The Scottish Daily Mail’s robust scrutiny of the Scottish Government’s ill conceived and ill-framed Named Person scheme of universal state guardianship for babies and young people up to legal maturity should take the credit for bringing this serious matter to a far greater national consciousness than it has yet had.
Yesterday, 10th June, the paper highlighted one of the many unsoundnesses in the scheme – who is in charge of the safety of these young people when the teachers who will be the Named Persons for them all from pre-school to leaving school are at home out of hours and on holiday?
Teachers will apparently not act on their Named Person responsibilities out of working hours.

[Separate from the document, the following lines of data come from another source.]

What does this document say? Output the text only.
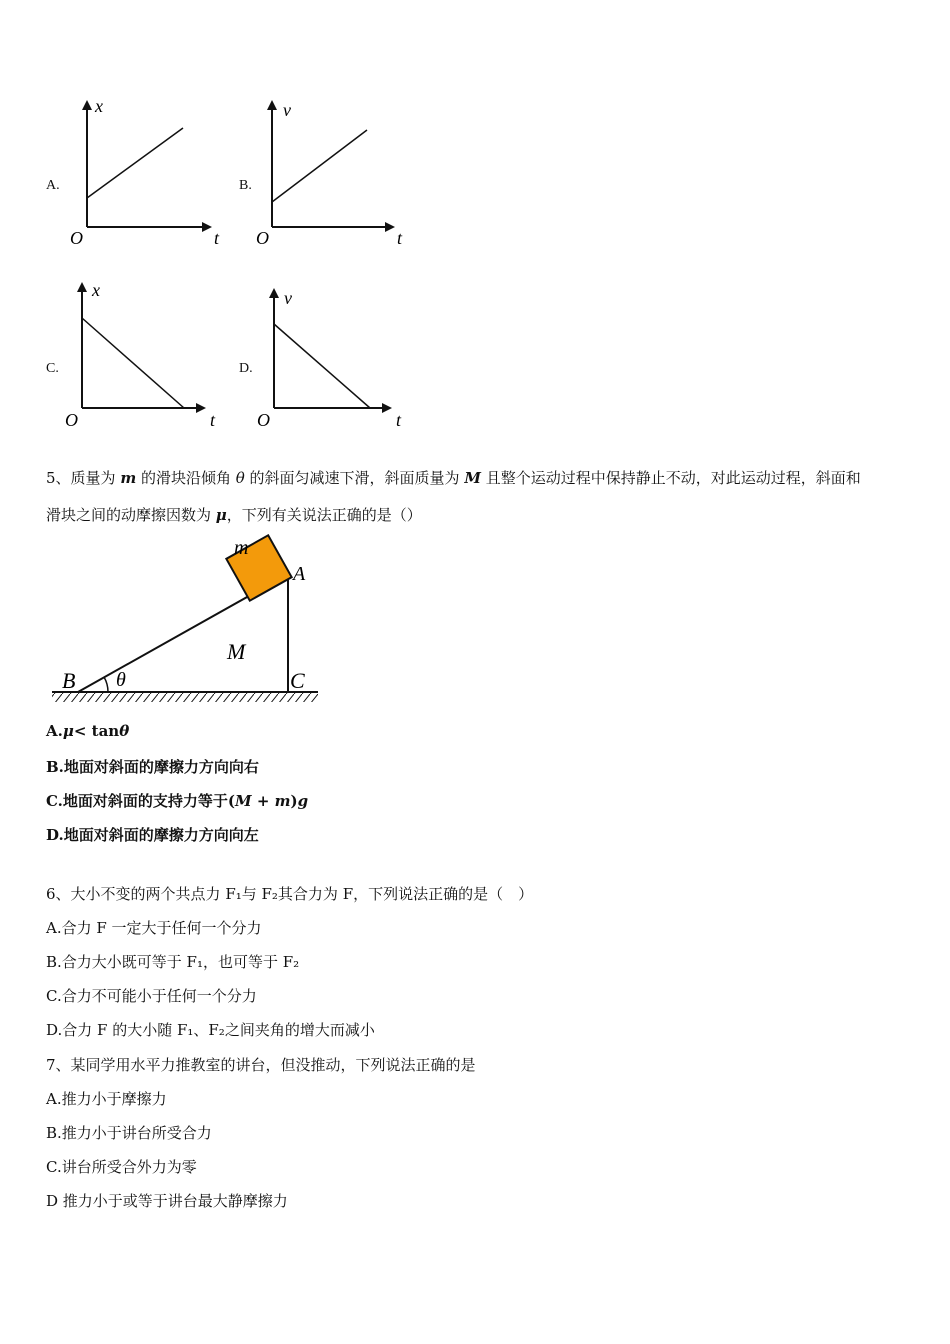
A.
x
O	t
B.
v
O	t
C.
x
O	t
D.
v
O	t
5、质量为 m 的滑块沿倾角 θ 的斜面匀减速下滑，斜面质量为 M 且整个运动过程中保持静止不动，对此运动过程，斜面和
滑块之间的动摩擦因数为 μ，下列有关说法正确的是（）
m
A
M
B θ	C
A.μ< tanθ
B.地面对斜面的摩擦力方向向右
C.地面对斜面的支持力等于(M + m)g
D.地面对斜面的摩擦力方向向左
6、大小不变的两个共点力 F₁与 F₂其合力为 F，下列说法正确的是（　）
A.合力 F 一定大于任何一个分力
B.合力大小既可等于 F₁，也可等于 F₂
C.合力不可能小于任何一个分力
D.合力 F 的大小随 F₁、F₂之间夹角的增大而减小
7、某同学用水平力推教室的讲台，但没推动，下列说法正确的是
A.推力小于摩擦力
B.推力小于讲台所受合力
C.讲台所受合外力为零
D 推力小于或等于讲台最大静摩擦力
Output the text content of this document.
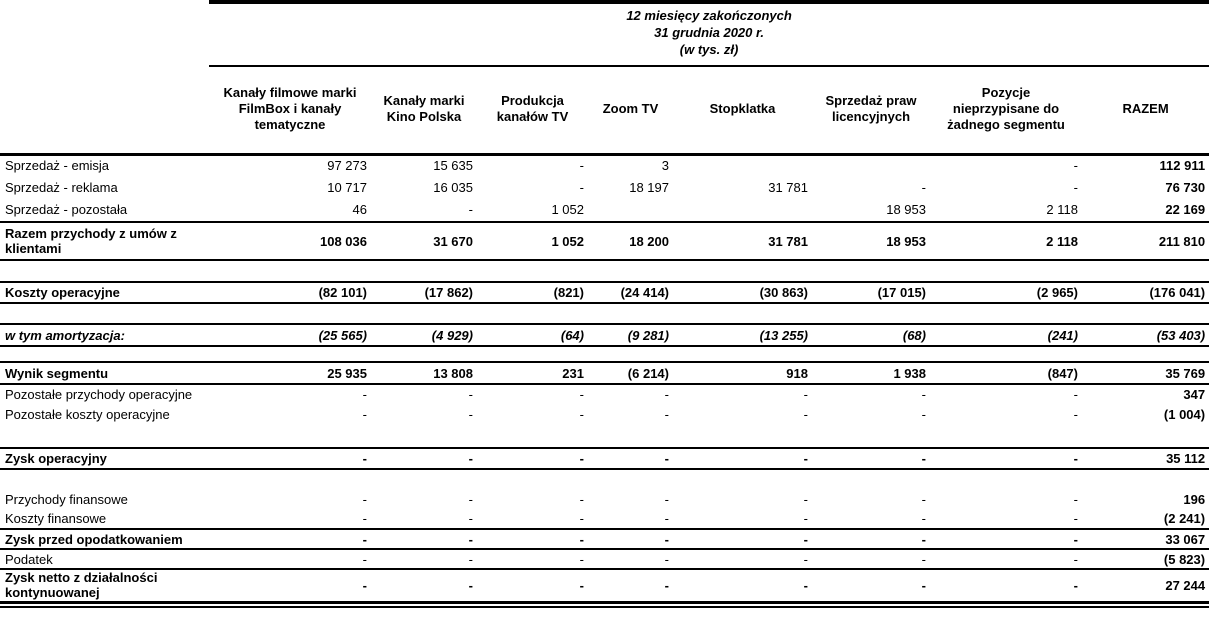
	12 miesięcy zakończonych
31 grudnia 2020 r.
(w tys. zł)							

	Kanały filmowe marki FilmBox i kanały tematyczne	Kanały marki Kino Polska	Produkcja kanałów TV	Zoom TV	Stopklatka	Sprzedaż praw licencyjnych	Pozycje nieprzypisane do żadnego segmentu	RAZEM
Sprzedaż - emisja	97 273	15 635	-	3			-	112 911
Sprzedaż - reklama	10 717	16 035	-	18 197	31 781	-	-	76 730
Sprzedaż - pozostała	46	-	1 052			18 953	2 118	22 169
Razem przychody z umów z klientami	108 036	31 670	1 052	18 200	31 781	18 953	2 118	211 810

Koszty operacyjne	(82 101)	(17 862)	(821)	(24 414)	(30 863)	(17 015)	(2 965)	(176 041)

w tym amortyzacja:	(25 565)	(4 929)	(64)	(9 281)	(13 255)	(68)	(241)	(53 403)

Wynik segmentu	25 935	13 808	231	(6 214)	918	1 938	(847)	35 769
Pozostałe przychody operacyjne	-	-	-	-	-	-	-	347
Pozostałe koszty operacyjne	-	-	-	-	-	-	-	(1 004)

Zysk operacyjny	-	-	-	-	-	-	-	35 112

Przychody finansowe	-	-	-	-	-	-	-	196
Koszty finansowe	-	-	-	-	-	-	-	(2 241)
Zysk przed opodatkowaniem	-	-	-	-	-	-	-	33 067
Podatek	-	-	-	-	-	-	-	(5 823)
Zysk netto z działalności kontynuowanej	-	-	-	-	-	-	-	27 244
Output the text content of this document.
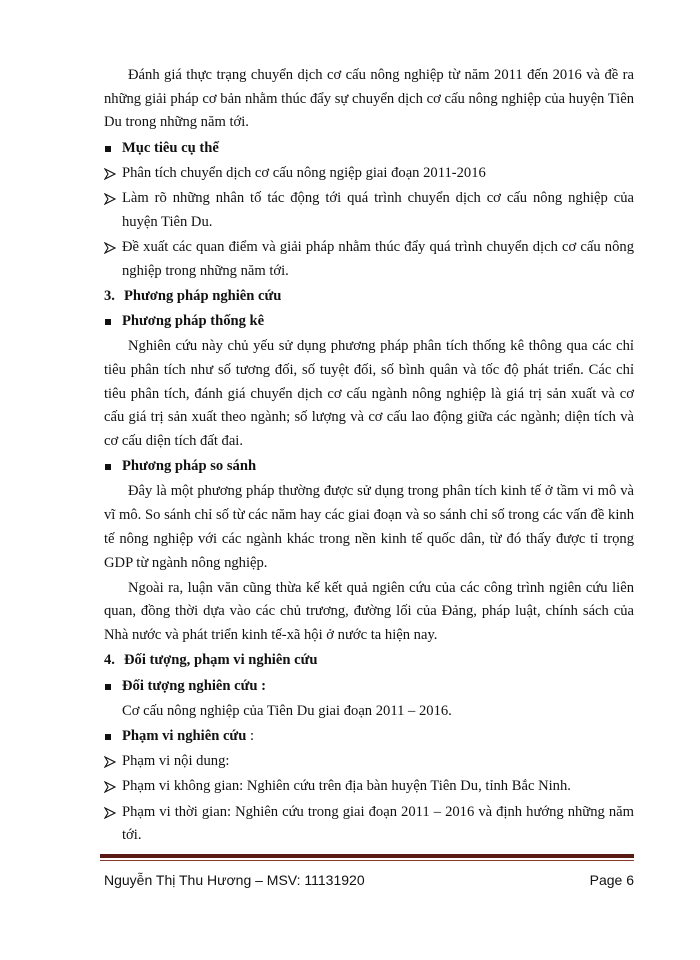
Đánh giá thực trạng chuyển dịch cơ cấu nông nghiệp từ năm 2011 đến 2016 và đề ra những giải pháp cơ bản nhằm thúc đẩy sự chuyển dịch cơ cấu nông nghiệp của huyện Tiên Du trong những năm tới.

Mục tiêu cụ thể
Phân tích chuyển dịch cơ cấu nông ngiệp giai đoạn 2011-2016
Làm rõ những nhân tố tác động tới quá trình chuyển dịch cơ cấu nông nghiệp của huyện Tiên Du.
Đề xuất các quan điểm và giải pháp nhằm thúc đẩy quá trình chuyển dịch cơ cấu nông nghiệp trong những năm tới.
3. Phương pháp nghiên cứu
Phương pháp thống kê

Nghiên cứu này chủ yếu sử dụng phương pháp phân tích thống kê thông qua các chỉ tiêu phân tích như số tương đối, số tuyệt đối, số bình quân và tốc độ phát triển. Các chỉ tiêu phân tích, đánh giá chuyển dịch cơ cấu ngành nông nghiệp là giá trị sản xuất và cơ cấu giá trị sản xuất theo ngành; số lượng và cơ cấu lao động giữa các ngành; diện tích và cơ cấu diện tích đất đai.

Phương pháp so sánh

Đây là một phương pháp thường được sử dụng trong phân tích kinh tế ở tầm vi mô và vĩ mô. So sánh chỉ số từ các năm hay các giai đoạn và so sánh chỉ số trong các vấn đề kinh tế nông nghiệp với các ngành khác trong nền kinh tế quốc dân, từ đó thấy được tỉ trọng GDP từ ngành nông nghiệp.

Ngoài ra, luận văn cũng thừa kế kết quả ngiên cứu của các công trình ngiên cứu liên quan, đồng thời dựa vào các chủ trương, đường lối của Đảng, pháp luật, chính sách của Nhà nước và phát triển kinh tế-xã hội ở nước ta hiện nay.

4. Đối tượng, phạm vi nghiên cứu
Đối tượng nghiên cứu :

Cơ cấu nông nghiệp của Tiên Du giai đoạn 2011 – 2016.

Phạm vi nghiên cứu :
Phạm vi nội dung:
Phạm vi không gian: Nghiên cứu trên địa bàn huyện Tiên Du, tỉnh Bắc Ninh.
Phạm vi thời gian: Nghiên cứu trong giai đoạn 2011 – 2016 và định hướng những năm tới.
Nguyễn Thị Thu Hương – MSV: 11131920	Page 6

The Scottish Daily Mail article revealed that at Moray Council – one of the early implementers of he scheme and where an already appointed Named Person was last year discovered to have an obsessive interest in child sex and was placed on the Sex Offenders Register – eight council workers have been required to take on the out of hours Named Person responsibilities for eighty teachers.
Of course this is daft – and of course this raises all sorts of other issues which the paper noted – like the fact that these council workers would not be known to or notified to the parents of the children for whom they had become so centrally responsible.
However, the big issue, which the paper failed to identify – is much less the fact that eight council workers have been instructed to cover the out of hour and holiday Named Person duties for eighty teachers [unsustainable as this is] – but the detail of the caseloads being transferred from these eighty teachers to the hapless eight council workers.
The Named Person who was put on the Sex Offenders Register in Moray had a caseload of 200 children.
The total volume of the responsibilities being transferred is already inoperable and unsafe – if the responsibilities conferred under the scheme are to be taken at all seriously.
But to transfer what must be an outstanding number of children to eight council workers cannot demonstrate more plainly that this madcap initiative simply cannot work.
If the response to this obviously inoperable situation is that there is nothing to worry about because very few of the children will be at risk and requiring constant monitoring – that would be correct.
Its very correctness, however, strips of credibility the argument for the necessity of a universal statutory imposition of a Named Person for every child from birth to legal maturity.